Dimanche matin, Du Wei, 57 ans, est mort derrière les hauts murs de sa résidence, à Herzilya, une banlieue huppée de Tel Aviv. Sa femme et son fils n’étaient pas avec lui. La police israélienne a immédiatement investi les lieux, mais les autorités chinoises ont fait savoir que le nouvel ambassadeur de Chine, qui était arrivé dans le pays en février dernier et avait observé une quarantaine avant d’entrer en fonction officiellement, était mort de "manière inattendue et sans doute pour des raisons de santé". Le mystère, s’il y en a un, risque de se prolonger, car ni les Chinois ni les Israéliens n’ont envie de projeter de lumière sur ce décès.

La Chine est très présente dans le pays, au point d’agacer le puissant parrain américain. La semaine dernière, alors qu’il était en visite en Israël, le chef de la diplomatie américaine a demandé aux Israéliens de limiter les investissements chinois dans les secteurs de la technologie. Or, c’était précisément le rôle du nouvel ambassadeur : renforcer les positions chinoises à Tel Aviv.

Des liens économiques qui n'agacent pas que les Américains

Un jeu compliqué pour Israël, qui ne peut se brouiller avec les États-Unis, mais a laissé Pékin entrer dans son économie. Les grandes entreprises de la High Tech chinoises ont désormais des centres de recherches à Tel Aviv, et collaborent étroitement avec les sociétés de pointe israéliennes. La Chine a aussi pris des parts dans des sociétés du pays, dans les domaines de l’agroalimentaire, des infrastructures routières, ou dans les ports : en 2018, Pékin a investi 14 milliards de dollars dans le pays.

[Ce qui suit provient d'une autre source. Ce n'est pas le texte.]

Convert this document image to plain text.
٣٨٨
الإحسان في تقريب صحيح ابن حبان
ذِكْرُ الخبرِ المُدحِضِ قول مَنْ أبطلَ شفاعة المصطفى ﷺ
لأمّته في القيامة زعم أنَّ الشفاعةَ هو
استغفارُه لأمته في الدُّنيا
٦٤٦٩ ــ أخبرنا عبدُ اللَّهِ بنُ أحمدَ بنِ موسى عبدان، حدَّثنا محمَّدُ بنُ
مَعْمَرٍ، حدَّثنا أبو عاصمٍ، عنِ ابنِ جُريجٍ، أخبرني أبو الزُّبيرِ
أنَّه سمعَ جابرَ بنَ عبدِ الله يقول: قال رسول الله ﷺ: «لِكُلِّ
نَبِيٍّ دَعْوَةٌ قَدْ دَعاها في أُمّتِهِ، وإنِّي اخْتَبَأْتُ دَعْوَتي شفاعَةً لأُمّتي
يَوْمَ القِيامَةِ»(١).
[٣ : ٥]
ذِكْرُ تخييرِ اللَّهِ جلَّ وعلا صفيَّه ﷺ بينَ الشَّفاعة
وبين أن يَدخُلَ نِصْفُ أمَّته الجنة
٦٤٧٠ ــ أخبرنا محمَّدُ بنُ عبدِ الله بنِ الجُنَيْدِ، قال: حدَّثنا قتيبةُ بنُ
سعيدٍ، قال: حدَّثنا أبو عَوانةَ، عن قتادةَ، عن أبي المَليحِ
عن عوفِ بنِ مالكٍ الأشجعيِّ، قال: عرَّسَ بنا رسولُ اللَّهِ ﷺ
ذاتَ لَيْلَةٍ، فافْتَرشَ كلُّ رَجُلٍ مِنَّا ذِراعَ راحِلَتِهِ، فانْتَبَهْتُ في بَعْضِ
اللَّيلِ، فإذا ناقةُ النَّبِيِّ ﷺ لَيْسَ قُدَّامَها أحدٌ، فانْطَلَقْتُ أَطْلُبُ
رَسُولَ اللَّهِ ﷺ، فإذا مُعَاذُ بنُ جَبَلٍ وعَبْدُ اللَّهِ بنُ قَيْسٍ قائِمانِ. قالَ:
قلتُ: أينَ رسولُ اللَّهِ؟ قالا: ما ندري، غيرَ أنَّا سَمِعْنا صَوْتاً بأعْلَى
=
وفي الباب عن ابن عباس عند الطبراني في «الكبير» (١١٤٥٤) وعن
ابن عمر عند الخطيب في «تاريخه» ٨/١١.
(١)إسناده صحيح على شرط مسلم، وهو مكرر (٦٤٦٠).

La mort de l’ambassadeur n’a peut-être rien à voir avec l’offensive chinoise sur le pays. Rien n’indique en effet que nous soyons là dans un polar d’espionnage. Mais les Israéliens et leurs nouveaux alliés chinois se seraient bien passés de cette affaire. Car si les Américains sont très énervés par l’argent chinois en Israël, ils ne sont pas les seuls. Dans le pays, des voix s’élèvent contre le Premier ministre Benjamin Netanyahou, qui est accusé de brader des fleurons nationaux aux investisseurs de Pékin.

D’autres rappellent que les liens sont anciens : l’Etat hébreu a été le premier pays du monde à reconnaître la République Populaire de Chine en 1949. Et le mythique David Ben Gourion prédisait que la Chine deviendrait un jour la première puissance du monde.